According to local legend, in the 1920s a Cajun imprisoned in Port Arthur, Texas, pined for his lost love, his beautiful “Jolie Blond,” and wrote a waltz from those feelings of longing. Over the years the song became for many the Cajun anthem based on a sort of modern-day Evangeline. On the internet there are more credible versions of the history of this song, but for Rodrigue’s Jolie Blonde, a subject he returned to many times over forty years, what matters is the romantic myth of this convict who wrote a waltz for the woman he loved, a faceless Cajun beauty waiting for an image.
Rodrigue’s Jolie Blonde paintings, like his Evangelines, could fill a museum exhibition. He photographed dozens of models and painted hundreds of versions. In the painting She Brought Me Spring, Rodrigue suggests that he himself is the Blue Dog, presented a new life by Jolie Blonde, modeled here by his wife Wendy just after they married in 1997.
Rodrigue began the painting in acrylic but grew frustrated with the fast-drying paint. “A woman’s face must be soft,” he explained. “A build-up of acrylic paint is too harsh.”

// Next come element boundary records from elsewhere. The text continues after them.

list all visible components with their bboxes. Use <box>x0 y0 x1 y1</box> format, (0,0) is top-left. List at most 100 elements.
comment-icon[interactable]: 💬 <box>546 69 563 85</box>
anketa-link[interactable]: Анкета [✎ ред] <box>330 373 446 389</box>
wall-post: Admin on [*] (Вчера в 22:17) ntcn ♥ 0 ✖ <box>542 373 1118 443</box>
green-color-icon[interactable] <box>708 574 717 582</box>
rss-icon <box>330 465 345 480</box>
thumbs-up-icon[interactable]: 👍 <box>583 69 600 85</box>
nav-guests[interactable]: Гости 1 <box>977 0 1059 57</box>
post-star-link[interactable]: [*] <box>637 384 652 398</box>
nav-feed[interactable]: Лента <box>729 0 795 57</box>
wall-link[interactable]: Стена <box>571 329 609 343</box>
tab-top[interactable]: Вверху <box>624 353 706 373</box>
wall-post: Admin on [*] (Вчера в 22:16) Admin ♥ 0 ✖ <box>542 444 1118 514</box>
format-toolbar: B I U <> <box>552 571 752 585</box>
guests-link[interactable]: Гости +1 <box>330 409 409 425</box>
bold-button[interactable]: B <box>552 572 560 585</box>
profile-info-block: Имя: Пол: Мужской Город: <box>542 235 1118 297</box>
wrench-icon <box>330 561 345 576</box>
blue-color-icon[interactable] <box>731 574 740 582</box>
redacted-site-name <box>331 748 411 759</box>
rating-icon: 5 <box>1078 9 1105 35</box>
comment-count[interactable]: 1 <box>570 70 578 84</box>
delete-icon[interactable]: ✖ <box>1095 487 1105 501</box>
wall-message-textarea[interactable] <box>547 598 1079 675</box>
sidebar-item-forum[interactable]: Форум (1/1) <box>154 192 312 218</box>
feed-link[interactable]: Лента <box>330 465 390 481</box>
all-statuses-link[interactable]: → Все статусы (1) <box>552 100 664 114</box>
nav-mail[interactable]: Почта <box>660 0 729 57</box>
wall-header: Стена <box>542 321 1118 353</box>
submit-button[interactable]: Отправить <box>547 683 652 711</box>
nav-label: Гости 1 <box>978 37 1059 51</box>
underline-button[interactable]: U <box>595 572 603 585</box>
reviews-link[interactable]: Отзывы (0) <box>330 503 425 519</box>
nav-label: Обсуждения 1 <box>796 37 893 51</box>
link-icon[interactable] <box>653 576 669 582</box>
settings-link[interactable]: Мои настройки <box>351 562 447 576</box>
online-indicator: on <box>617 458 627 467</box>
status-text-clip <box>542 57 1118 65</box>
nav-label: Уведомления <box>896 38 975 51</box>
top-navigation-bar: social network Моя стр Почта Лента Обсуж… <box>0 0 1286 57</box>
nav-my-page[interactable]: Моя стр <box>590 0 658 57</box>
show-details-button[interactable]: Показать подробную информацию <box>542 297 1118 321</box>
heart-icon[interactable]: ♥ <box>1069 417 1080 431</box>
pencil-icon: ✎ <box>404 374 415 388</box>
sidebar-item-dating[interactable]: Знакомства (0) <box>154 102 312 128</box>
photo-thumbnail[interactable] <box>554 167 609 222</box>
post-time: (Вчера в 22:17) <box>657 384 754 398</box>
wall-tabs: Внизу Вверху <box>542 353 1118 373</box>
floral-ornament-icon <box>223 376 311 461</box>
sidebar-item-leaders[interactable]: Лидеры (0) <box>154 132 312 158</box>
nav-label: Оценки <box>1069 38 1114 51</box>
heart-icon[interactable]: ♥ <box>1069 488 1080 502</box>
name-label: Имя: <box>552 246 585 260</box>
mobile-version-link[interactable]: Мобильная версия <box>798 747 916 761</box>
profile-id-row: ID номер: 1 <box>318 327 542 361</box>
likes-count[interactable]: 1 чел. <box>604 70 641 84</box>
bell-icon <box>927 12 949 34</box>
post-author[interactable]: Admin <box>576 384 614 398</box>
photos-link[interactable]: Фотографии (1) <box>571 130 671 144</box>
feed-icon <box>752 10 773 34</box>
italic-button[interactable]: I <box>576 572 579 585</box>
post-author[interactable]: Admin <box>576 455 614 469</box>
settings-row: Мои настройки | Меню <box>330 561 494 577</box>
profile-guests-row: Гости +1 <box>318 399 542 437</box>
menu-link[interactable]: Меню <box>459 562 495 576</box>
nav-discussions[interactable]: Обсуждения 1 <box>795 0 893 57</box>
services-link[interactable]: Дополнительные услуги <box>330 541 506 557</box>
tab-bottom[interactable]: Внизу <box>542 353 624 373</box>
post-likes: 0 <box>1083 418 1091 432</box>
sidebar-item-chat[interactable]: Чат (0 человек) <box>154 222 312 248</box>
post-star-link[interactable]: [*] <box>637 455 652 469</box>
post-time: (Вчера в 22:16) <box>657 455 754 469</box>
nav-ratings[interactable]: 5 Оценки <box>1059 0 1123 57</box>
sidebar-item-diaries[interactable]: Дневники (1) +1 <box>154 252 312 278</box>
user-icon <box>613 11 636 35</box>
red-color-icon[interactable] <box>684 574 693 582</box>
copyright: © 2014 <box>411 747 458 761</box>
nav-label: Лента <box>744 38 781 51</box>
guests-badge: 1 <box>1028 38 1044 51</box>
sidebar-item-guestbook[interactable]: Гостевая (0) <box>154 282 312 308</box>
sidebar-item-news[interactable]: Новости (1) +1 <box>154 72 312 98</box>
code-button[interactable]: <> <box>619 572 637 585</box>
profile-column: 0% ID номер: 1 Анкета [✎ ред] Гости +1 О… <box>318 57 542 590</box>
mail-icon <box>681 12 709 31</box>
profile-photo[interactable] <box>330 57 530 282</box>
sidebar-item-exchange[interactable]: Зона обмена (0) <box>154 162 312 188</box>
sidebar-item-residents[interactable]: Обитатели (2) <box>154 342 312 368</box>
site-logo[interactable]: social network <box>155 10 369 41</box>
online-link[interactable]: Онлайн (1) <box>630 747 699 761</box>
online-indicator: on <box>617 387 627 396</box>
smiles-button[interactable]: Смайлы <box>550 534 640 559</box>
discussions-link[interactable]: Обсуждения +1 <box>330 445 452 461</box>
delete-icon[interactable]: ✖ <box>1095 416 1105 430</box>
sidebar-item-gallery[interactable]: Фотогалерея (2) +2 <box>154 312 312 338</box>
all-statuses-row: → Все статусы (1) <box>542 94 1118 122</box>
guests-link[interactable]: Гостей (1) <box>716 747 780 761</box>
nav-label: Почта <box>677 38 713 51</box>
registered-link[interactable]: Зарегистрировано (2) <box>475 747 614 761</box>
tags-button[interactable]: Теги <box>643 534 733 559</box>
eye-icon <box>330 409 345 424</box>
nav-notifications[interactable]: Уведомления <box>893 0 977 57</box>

As a result, he began work on a new canvas, this time with oil, a medium he reluctantly gave up several years before following a warning from his doctor. After a week or more of work, however, he grew dizzy and, fearing the health risks, abandoned the painting.
In the early 2000s, Rodrigue discovered water-based oil paints. He used these for a series of nude figurative paintings called Bodies. At the same time, he returned to the painting She Brought Me Spring and finished this contemporary Jolie Blonde work.